Но все равно я подозревал, что дело не только в обстоятельствах внешних. Я знал людей, которые жили в прекрасных квартирах и в абсолютном материальном достатке, однако что-то не видно было, что они по-настоящему счастливы. В чем же дело?
Только с возрастом и опытом я начал догадываться, в чем…
2
Крым встретил нас отчаянным солнцем.
Администрация Дома творчества отвела мне очень хорошие апартаменты: комната на втором этаже нового корпуса, в которой стояли две заправленные кровати, шкаф, письменный стол… Да еще и уютная лоджия с двумя плетеными креслами и маленьким столиком. Роскошь! В таких шикарных условиях я не жил никогда! А впереди было двадцать четыре дня…

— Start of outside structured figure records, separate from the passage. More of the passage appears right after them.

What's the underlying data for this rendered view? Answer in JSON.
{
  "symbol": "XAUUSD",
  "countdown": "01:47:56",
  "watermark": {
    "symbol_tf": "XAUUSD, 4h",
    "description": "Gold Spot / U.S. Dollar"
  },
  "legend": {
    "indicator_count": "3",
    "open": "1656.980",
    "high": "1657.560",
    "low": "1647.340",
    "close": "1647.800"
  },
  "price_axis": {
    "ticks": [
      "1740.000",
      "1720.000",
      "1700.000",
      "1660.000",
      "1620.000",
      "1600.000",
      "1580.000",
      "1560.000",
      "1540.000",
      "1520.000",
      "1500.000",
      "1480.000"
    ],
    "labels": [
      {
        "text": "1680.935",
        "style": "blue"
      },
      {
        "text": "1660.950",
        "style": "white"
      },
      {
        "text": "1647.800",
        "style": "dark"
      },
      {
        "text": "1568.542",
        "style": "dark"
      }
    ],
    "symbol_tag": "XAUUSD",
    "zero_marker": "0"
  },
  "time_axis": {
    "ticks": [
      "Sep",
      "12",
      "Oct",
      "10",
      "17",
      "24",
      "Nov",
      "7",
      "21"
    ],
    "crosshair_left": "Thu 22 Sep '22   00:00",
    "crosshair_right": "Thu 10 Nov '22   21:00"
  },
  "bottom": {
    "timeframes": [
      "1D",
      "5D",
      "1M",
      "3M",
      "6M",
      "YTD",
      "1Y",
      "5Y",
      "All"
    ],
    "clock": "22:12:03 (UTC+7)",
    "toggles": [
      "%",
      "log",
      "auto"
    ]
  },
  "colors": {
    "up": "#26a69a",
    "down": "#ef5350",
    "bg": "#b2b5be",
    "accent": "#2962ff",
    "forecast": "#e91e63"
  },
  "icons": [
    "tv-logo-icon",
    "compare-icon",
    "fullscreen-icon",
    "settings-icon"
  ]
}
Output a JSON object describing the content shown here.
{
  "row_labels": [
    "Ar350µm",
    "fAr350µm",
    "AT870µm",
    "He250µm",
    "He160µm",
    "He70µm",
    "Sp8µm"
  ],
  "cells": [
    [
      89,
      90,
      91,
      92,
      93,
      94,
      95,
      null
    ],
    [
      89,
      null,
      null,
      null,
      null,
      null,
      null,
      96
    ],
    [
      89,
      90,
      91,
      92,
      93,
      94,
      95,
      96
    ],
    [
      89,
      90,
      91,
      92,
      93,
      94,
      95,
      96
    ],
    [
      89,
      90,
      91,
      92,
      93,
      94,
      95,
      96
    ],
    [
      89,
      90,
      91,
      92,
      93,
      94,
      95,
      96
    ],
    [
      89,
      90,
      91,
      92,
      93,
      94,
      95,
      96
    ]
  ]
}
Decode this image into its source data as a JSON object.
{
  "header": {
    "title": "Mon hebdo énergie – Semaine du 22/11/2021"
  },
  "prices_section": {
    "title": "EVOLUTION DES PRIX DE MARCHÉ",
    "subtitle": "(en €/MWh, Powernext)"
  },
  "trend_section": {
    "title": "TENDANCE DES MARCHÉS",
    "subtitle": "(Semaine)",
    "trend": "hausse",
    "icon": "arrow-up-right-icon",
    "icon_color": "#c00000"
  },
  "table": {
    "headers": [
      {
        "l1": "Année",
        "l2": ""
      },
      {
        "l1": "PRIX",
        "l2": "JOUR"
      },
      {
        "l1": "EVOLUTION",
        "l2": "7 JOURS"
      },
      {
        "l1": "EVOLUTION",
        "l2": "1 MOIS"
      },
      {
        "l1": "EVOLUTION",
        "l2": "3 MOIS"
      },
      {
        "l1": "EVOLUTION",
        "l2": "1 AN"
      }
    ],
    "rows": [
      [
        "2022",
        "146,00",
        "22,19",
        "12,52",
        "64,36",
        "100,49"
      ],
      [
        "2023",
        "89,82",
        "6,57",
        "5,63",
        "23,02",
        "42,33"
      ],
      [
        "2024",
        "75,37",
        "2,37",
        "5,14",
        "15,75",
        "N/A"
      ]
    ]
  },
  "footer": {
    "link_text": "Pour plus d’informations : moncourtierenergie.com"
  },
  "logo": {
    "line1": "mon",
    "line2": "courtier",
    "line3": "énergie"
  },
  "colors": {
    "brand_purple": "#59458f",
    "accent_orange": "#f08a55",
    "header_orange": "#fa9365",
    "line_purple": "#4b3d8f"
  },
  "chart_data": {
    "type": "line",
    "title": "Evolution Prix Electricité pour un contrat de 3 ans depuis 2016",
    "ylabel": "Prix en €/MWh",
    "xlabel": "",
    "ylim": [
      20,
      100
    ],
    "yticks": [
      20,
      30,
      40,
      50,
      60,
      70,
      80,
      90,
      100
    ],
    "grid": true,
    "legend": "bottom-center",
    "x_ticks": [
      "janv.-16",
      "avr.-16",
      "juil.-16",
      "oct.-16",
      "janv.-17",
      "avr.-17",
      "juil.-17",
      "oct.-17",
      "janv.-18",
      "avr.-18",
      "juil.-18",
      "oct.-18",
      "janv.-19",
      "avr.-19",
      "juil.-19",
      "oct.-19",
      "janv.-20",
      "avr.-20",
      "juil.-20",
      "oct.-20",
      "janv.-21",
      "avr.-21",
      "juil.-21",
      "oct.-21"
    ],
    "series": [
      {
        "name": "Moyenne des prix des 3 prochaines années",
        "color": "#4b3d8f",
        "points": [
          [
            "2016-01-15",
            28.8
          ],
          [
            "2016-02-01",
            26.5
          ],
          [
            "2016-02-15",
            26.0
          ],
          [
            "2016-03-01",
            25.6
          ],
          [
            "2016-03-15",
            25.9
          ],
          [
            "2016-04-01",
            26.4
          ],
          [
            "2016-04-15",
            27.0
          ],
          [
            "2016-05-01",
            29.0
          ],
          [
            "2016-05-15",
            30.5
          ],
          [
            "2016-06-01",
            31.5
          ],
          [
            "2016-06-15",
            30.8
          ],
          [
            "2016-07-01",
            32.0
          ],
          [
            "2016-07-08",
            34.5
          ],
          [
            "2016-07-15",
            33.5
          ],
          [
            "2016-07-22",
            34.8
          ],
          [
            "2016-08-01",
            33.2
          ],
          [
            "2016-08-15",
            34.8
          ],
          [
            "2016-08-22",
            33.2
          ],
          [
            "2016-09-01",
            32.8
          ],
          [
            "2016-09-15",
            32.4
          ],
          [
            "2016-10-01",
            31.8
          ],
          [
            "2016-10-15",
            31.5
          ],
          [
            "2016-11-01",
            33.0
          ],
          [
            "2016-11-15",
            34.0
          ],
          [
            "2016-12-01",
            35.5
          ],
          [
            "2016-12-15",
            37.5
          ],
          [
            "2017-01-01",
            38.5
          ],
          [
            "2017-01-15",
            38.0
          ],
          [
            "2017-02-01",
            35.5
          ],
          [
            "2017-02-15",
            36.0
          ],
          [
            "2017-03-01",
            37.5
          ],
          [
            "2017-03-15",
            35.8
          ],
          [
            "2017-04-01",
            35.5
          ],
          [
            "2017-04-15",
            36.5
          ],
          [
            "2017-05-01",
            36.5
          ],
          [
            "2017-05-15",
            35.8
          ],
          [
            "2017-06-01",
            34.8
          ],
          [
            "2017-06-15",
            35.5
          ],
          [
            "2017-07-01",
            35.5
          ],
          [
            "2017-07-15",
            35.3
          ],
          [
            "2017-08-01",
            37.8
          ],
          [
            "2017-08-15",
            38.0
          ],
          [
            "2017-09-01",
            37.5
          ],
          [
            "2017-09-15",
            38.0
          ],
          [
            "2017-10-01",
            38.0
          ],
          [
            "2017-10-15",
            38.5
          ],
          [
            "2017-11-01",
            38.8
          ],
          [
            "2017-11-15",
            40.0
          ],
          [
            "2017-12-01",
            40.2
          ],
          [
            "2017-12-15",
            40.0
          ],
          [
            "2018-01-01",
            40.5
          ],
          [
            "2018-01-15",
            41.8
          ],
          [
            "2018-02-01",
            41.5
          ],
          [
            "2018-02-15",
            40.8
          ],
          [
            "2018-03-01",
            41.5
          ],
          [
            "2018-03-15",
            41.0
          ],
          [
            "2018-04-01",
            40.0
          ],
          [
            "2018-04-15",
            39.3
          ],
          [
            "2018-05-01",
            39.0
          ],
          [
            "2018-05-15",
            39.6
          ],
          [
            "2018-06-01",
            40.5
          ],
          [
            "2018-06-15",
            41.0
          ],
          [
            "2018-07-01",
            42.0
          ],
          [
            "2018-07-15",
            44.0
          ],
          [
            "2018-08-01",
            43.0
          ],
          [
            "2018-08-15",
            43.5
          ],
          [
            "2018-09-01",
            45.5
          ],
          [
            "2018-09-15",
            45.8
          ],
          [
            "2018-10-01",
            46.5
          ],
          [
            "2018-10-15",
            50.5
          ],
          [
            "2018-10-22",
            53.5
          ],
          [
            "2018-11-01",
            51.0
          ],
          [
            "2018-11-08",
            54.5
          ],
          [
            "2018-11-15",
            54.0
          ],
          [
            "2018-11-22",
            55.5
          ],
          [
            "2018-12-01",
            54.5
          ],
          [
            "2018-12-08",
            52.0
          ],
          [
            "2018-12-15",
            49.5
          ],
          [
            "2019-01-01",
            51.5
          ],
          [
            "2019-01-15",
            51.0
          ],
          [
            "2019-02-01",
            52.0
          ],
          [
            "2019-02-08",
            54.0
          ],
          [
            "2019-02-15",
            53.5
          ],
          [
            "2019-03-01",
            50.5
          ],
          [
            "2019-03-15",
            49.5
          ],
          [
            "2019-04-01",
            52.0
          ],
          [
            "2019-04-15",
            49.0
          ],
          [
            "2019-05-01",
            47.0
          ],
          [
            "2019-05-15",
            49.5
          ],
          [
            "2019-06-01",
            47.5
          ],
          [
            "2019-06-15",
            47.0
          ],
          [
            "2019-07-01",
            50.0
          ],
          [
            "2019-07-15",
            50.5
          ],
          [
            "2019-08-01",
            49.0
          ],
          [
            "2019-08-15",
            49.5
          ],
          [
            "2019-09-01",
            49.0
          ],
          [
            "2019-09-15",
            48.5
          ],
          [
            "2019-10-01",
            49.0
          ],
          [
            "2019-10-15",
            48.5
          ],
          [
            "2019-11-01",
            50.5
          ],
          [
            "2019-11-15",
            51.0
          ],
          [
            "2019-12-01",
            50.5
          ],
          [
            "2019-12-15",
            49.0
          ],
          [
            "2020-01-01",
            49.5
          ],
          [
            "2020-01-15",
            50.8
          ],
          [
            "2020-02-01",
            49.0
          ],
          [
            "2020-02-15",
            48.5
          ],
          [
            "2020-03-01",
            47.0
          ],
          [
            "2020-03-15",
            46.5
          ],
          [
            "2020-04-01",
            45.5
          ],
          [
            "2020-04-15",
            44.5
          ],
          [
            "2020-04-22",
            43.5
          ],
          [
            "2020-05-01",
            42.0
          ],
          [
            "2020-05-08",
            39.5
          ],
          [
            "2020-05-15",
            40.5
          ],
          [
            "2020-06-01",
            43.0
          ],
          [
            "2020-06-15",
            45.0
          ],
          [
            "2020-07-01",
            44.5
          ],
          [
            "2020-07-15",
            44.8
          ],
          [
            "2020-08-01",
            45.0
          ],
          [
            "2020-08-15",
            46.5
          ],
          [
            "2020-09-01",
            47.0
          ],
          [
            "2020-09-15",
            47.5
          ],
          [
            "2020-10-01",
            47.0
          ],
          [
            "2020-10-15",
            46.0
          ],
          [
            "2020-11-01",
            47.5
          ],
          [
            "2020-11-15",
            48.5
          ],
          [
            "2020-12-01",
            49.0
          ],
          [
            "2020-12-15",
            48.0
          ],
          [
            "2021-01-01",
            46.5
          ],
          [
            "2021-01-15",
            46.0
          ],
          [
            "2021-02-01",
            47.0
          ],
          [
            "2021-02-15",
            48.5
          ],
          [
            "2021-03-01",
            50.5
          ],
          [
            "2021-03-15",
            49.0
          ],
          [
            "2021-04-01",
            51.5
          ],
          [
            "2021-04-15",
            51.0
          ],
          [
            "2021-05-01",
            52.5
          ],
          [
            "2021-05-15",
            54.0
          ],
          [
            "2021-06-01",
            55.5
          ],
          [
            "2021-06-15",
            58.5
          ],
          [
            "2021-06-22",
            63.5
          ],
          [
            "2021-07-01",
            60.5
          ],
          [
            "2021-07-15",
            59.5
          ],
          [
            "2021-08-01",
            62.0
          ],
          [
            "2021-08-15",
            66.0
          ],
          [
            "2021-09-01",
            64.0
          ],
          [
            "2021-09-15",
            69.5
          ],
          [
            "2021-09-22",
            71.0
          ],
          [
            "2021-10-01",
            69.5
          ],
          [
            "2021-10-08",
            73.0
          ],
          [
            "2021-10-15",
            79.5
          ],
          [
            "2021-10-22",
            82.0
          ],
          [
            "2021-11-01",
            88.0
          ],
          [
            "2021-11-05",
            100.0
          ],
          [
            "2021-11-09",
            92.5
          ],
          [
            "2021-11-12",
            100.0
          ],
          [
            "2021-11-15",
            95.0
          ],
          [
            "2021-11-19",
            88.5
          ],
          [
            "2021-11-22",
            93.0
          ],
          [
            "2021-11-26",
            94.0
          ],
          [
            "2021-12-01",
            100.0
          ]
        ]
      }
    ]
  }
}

В первый же день, вернее, остаток дня – прибыли как раз к обеду – мы познакомились с несколькими симпатичными молодыми созданиями: с одной на пляже, ловя последние часы вечернего солнца, еще с двумя – когда искали жилье для Василия (нашли ему миниатюрный особнячок – «терем» – легкую летнюю постройку площадью метров шесть, снаружи увитую виноградом), и, наконец, еще с двумя, самыми очаровательными, на вечерней, то есть даже ночной темной улице, когда вышли просто так погулять. Да, мы оба с ним словно перенеслись по времени лет на двадцать назад, ощутив, что жизнь щедро предоставляет нам шансы…
Море, природа – это, конечно, восхитительно. Но без женщин какая радость? О, Господи, помоги нам!…
Последнее знакомство было, кажется, самым интересным – две студентки из Москвы, Юля и Галя, обе красивые, живые, каждая в своем стиле, стройные, мы пригласили их в кино в Доме творчества на завтра, они согласились! И ложились спать мы с Робертом хотя и в одиночестве – каждый в своих апартаментах, – но в ощущении ошеломляющих, радостных перспектив.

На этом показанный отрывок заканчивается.